Search code examples
kdbq-langtorq

TorQ: How to update disk database populated with .loader.loadallfiles?


I populate a disk database from large CSV files using TorQ's .loader.loadallfiles in a cumulative fashion and it works great. However, I now need to also append data coming from a streaming source and I'm not sure what's the best way to go.

I know how to update or append data to the in-memory database. However, I do not know what API there is to cosistently bring the delta updates to the disk database previously populated with .loader.loadallfiles?

I call .loader.loadallfiles e.g.

rawdatadir:hsym `$("" sv (getenv[`KDBRAWDATA]; "fwdcurve"));
.loader.loadallfiles[`headers`types`separator`tablename`dbdir`partitioncol`partitiontype!(`date`ccypair`ftype;"ZSS";enlist ",";`fwdcurve;target;`date;`month); rawdatadir];

Solution

  • The best idea as Jonathon commented is to maintain an RDB for storing the data from your streaming source. When Kdb saves data to disk it saves entire columns in one go, so given 1000 records with 5 columns it is better to ask it to save 5 lists 1000 entries long than to ask it to save 5 columns each with one entry 1000 times.

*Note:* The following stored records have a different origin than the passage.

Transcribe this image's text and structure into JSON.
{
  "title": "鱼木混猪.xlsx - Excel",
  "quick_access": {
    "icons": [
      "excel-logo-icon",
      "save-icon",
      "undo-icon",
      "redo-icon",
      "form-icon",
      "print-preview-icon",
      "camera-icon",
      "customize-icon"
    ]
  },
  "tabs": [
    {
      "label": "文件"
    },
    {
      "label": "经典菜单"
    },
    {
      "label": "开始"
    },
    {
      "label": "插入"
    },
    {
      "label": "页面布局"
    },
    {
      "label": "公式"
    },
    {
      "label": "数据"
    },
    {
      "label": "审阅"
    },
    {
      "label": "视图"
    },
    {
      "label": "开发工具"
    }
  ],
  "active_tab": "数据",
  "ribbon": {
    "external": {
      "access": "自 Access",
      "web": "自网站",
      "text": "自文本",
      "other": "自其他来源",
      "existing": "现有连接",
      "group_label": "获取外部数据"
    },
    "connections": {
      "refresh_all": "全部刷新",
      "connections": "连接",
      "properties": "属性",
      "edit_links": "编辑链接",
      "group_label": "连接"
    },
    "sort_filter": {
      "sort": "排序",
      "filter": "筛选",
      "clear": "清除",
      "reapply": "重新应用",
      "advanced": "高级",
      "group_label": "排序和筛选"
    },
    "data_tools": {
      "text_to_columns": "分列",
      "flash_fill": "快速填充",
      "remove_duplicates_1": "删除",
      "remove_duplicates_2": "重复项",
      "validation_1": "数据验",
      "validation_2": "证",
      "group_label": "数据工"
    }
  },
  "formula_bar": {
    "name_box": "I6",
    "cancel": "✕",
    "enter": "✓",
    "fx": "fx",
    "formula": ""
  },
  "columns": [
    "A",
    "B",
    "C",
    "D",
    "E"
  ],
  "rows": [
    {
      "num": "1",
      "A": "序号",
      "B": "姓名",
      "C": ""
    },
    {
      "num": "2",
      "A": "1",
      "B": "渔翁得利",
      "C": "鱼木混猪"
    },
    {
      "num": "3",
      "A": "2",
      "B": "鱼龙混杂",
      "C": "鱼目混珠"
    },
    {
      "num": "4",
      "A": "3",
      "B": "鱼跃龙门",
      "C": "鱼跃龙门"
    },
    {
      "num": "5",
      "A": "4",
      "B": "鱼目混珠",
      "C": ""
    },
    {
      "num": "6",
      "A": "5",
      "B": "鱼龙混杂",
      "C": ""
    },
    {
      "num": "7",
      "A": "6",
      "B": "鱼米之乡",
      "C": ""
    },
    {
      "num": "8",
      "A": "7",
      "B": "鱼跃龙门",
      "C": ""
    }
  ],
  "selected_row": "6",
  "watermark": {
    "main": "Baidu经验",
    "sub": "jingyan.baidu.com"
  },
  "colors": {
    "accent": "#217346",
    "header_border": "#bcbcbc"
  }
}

    To illustrate the amount of time this takes, suppose I have two on disk lists x and y. Upserting 10000 elements at once is very fast

    q)\t `:x upsert 10000#1
    0
    

    Doing them one at a time is much slower

    q)\t:10000 `:y upsert 1
    126
    

    It might be worth looking into using the full TorQ framework. Its designed specifically for this kind of situation. It has RDB and HDB functionality and can be found here http://aquaqanalytics.github.io/TorQ/

    If you wish to append data like you're saying then there currently isn't any API to do that. What you can do is modify the RDB or WDB to write to append to the database. Using .loader.writedatapartition followed by calling .loader.finish will be helpful I think.